After a couple of minutes of watching the game, Scott went on to explain the dangers of lightning. The only difference was, this time, I actually listened. In fact, I’ll never forget this emotional story about the poor boy that died. And I’ll also always remember the fact that lightning can travel horizontally.
But is this just a moving story, or is there scientific proof to back it up? Yes, there’s proof. Dr McGaugh, at the University of California, for example, discovered that if he injected rats with strychnine, a poison that simulated adrenaline, they remembered better. It only worked, however, if he injected them after the event. It may seem odd that you could improve learning after the event, until you put it into the context of our evolution. Imagine early man stumbling upon a tiger as it emerges from a cave. The man runs for safety, hides behind a rock, and his body is pumping with adrenaline. And it’s the release of adrenaline that helps him to “remember that cave” so that he’s able to avoid the tiger and survive. And the amount of adrenaline released is dependent on the intensity of emotion and the level of surprise.

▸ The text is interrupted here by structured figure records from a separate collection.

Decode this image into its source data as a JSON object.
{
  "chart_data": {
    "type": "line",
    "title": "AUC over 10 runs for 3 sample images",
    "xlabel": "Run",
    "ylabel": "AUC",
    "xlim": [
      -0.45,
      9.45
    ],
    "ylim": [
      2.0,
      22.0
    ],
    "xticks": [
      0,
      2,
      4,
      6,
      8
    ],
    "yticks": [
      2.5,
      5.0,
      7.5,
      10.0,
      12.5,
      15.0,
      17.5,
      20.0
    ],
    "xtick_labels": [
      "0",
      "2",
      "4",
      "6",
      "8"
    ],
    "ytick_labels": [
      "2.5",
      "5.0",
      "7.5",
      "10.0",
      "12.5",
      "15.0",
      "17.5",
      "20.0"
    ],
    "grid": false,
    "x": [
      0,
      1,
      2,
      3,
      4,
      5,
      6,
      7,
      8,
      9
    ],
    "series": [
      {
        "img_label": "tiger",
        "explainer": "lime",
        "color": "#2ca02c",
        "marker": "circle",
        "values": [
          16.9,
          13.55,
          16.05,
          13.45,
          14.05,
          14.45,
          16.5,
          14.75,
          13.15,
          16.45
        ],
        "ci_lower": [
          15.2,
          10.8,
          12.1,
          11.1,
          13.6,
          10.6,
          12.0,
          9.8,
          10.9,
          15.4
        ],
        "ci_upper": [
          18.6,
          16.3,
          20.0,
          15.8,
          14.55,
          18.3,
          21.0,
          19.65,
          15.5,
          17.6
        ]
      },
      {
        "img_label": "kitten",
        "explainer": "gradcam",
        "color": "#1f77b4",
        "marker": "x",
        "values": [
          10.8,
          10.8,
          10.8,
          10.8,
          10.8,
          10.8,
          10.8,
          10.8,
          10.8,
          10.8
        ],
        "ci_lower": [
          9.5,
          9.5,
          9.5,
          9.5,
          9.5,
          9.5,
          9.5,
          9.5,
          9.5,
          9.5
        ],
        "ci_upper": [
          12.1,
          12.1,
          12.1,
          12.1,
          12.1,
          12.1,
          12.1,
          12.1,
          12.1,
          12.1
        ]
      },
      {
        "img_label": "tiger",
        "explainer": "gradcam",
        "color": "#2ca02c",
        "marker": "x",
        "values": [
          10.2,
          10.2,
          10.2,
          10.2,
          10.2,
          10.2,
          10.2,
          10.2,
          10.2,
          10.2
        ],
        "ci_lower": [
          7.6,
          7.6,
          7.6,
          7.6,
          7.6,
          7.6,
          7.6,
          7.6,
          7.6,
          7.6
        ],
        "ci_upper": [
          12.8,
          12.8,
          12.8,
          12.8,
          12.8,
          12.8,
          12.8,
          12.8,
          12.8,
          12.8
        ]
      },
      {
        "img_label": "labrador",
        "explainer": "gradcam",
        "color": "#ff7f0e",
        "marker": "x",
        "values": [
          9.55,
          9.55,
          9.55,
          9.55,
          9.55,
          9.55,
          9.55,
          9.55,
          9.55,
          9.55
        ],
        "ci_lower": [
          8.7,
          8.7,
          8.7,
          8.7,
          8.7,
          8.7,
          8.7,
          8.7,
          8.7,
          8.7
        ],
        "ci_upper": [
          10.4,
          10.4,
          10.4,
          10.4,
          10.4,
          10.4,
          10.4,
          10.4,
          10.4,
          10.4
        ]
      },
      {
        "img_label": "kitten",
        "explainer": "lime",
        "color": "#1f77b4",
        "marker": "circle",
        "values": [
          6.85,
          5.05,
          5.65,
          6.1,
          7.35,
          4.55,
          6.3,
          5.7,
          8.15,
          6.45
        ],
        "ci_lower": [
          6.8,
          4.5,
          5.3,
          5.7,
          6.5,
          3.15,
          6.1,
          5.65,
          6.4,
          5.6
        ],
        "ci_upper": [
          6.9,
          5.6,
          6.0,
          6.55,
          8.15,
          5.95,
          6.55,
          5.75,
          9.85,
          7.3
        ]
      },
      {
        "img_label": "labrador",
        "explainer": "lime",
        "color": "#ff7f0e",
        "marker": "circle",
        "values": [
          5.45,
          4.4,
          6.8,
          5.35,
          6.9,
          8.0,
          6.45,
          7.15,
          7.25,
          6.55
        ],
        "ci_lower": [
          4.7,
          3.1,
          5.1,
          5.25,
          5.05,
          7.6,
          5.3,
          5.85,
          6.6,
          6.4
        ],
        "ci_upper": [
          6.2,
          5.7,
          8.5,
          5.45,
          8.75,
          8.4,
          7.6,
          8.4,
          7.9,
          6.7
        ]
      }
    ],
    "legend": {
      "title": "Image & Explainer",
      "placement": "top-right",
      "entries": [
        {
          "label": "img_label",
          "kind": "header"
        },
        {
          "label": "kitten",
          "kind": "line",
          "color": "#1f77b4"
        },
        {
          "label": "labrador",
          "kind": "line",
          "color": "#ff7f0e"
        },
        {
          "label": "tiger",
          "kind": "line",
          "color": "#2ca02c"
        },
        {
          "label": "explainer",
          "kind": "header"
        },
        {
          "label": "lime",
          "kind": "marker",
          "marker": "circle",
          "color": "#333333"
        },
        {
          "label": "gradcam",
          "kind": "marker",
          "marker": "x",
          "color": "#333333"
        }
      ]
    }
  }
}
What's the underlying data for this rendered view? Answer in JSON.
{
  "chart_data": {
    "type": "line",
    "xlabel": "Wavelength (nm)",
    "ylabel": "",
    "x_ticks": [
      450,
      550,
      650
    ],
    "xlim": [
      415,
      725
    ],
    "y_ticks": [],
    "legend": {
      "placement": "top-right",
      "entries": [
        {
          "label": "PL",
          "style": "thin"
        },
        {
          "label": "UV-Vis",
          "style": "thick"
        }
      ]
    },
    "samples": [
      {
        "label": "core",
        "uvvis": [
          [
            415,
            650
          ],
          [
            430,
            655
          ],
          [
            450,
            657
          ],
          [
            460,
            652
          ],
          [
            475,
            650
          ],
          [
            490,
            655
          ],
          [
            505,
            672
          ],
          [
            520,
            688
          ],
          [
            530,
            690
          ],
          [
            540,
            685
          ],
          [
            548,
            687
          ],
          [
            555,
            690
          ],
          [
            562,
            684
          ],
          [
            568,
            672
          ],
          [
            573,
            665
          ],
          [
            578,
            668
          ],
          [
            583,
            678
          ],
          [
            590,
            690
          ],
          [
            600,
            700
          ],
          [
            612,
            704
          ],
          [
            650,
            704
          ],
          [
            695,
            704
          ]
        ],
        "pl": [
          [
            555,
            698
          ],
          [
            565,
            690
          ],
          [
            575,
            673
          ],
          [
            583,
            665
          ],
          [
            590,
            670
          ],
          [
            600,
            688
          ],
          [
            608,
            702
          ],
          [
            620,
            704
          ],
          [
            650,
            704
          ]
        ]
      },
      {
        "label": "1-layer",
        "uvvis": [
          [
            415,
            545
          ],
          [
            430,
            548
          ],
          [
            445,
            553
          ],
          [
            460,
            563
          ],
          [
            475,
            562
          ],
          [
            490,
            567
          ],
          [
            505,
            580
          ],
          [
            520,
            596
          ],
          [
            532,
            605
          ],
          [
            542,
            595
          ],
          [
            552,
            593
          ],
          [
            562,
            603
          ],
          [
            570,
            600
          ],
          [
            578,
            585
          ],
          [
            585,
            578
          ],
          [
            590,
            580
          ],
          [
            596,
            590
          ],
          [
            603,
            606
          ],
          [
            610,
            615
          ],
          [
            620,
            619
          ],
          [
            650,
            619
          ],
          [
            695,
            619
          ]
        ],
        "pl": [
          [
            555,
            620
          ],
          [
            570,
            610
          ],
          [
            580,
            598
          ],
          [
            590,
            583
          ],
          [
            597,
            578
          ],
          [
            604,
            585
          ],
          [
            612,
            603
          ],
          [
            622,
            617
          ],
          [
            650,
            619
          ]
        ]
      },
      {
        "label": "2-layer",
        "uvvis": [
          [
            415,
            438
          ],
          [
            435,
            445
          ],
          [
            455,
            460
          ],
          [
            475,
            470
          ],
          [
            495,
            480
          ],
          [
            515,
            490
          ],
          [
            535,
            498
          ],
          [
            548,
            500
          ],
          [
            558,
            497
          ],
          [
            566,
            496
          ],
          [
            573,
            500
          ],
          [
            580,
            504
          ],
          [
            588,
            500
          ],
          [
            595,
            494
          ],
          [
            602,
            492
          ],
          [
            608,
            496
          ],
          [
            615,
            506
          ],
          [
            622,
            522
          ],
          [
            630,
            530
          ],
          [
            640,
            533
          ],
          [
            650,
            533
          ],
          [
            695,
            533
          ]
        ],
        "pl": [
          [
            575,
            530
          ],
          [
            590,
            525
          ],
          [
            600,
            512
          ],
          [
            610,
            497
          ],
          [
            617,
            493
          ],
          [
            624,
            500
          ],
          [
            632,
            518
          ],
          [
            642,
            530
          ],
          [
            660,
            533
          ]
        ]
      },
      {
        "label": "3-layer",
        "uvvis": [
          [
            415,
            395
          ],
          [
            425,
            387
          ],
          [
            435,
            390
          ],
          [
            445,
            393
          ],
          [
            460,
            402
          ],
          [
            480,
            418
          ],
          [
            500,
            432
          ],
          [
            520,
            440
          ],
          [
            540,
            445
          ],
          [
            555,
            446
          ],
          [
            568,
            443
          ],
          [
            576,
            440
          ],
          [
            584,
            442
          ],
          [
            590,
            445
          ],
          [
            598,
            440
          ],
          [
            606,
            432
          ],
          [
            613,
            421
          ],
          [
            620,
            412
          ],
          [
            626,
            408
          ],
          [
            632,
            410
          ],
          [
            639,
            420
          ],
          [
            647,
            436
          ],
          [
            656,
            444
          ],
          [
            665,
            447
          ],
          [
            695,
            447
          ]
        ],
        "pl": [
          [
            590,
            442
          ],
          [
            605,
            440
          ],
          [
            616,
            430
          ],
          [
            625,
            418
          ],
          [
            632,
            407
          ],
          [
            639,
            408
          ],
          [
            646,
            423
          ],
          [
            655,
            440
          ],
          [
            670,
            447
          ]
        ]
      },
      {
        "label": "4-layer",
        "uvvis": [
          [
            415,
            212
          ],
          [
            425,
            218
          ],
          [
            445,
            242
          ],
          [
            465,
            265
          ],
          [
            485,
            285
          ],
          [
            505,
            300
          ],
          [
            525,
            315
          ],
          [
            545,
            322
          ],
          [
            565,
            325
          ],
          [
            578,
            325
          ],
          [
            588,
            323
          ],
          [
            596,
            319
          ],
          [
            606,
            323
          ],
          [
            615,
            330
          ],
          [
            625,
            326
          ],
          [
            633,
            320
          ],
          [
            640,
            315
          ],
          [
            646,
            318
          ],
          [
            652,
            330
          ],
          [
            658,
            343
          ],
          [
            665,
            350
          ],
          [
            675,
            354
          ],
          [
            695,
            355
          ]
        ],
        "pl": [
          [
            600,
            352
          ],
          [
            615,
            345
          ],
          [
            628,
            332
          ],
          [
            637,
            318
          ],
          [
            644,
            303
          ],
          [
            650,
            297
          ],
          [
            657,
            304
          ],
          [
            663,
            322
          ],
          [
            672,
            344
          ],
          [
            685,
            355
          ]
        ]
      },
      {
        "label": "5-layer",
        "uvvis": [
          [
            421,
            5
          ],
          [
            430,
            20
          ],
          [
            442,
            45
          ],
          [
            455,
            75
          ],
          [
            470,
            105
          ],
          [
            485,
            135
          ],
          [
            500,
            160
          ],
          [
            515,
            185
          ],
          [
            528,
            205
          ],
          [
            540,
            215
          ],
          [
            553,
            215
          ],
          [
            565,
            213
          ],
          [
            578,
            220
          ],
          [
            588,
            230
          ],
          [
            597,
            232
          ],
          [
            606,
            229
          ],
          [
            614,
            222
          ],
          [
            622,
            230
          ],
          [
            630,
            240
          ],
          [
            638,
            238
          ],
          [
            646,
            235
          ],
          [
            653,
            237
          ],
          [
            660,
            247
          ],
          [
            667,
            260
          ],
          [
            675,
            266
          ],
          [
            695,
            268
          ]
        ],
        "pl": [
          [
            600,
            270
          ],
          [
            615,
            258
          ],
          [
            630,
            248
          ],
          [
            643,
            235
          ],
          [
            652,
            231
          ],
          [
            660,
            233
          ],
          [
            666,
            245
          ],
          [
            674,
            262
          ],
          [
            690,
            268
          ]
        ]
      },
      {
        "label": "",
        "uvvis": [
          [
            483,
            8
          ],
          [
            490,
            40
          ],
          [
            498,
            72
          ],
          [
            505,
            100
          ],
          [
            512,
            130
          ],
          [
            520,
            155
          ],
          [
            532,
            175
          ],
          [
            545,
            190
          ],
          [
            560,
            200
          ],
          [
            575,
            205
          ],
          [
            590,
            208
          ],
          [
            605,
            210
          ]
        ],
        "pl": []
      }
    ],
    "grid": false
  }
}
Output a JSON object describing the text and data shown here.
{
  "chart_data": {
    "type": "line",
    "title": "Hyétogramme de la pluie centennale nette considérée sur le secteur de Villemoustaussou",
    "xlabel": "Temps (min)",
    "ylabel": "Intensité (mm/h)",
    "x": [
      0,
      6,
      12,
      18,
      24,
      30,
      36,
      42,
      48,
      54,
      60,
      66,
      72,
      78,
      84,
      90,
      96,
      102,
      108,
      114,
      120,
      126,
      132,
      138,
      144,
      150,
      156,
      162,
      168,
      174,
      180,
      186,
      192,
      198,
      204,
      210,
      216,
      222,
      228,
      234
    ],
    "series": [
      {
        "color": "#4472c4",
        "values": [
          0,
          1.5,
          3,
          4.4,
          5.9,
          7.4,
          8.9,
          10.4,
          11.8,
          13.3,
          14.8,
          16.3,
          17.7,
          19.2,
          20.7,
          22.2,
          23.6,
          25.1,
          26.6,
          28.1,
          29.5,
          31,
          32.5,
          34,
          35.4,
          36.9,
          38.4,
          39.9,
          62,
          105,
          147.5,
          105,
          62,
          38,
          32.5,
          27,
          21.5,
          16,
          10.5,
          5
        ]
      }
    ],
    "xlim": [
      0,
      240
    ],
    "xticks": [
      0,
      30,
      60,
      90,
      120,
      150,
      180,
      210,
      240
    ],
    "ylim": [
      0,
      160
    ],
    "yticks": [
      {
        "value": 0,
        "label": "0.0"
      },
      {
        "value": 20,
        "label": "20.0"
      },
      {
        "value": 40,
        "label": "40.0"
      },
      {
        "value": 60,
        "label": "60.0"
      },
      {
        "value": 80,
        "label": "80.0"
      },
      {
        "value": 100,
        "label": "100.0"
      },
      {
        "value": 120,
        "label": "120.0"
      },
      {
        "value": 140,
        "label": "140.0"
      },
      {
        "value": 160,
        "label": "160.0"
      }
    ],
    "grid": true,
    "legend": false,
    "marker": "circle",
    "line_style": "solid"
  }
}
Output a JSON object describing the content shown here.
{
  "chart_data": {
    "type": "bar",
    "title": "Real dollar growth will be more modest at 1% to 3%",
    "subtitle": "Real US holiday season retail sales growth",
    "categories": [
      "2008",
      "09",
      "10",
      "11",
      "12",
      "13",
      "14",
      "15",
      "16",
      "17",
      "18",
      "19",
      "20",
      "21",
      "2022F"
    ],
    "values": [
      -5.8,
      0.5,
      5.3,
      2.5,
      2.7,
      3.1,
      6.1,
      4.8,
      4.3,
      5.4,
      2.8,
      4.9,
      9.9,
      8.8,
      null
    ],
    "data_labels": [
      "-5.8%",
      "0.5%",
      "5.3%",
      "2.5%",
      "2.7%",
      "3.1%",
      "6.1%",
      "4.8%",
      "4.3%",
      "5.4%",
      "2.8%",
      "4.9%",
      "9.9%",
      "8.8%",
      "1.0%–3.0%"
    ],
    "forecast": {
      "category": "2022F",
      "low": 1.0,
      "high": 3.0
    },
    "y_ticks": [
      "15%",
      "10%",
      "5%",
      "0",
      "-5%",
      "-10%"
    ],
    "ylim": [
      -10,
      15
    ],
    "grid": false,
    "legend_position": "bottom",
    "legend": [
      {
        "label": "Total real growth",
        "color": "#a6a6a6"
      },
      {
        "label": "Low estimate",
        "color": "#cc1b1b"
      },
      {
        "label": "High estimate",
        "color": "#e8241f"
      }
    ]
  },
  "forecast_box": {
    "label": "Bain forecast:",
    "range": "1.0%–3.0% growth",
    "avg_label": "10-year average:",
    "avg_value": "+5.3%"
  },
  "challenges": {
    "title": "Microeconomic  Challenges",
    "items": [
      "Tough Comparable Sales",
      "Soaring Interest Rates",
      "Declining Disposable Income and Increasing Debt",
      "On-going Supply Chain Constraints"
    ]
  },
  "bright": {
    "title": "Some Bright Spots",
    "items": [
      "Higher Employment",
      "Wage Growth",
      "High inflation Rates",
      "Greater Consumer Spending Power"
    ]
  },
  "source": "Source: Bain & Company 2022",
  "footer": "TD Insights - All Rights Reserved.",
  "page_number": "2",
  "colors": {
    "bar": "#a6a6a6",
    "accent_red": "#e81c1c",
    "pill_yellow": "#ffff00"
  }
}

That’s why almost everyone is able to remember where they were, and what they were doing when they found out about 9/11. Why? Because we were shocked that it could happen, and we were filled with intense emotions of empathy and fear.
Facts and figures, on the other hand, are too abstract. You can’t see or feel them, so they don’t feel like they affect you- either directly or indirectly.
The fact that lightning could travel sideways wasn’t memorable until I was shown in concrete terms how it affected a real person, the little boy, and that made it emotional. That’s why charities pull two times the donations when their letters are about how the facts affect one person vs. many.
So could your salespeople pull two times the sales if they showed how your product affected one person vs. many? Would customers buy more if your product no longer felt abstract but real, and your value no longer felt generic but personal?
[i] Jerome Bruner, Cognitive Psychologist, The Elements of Persuasion p 125.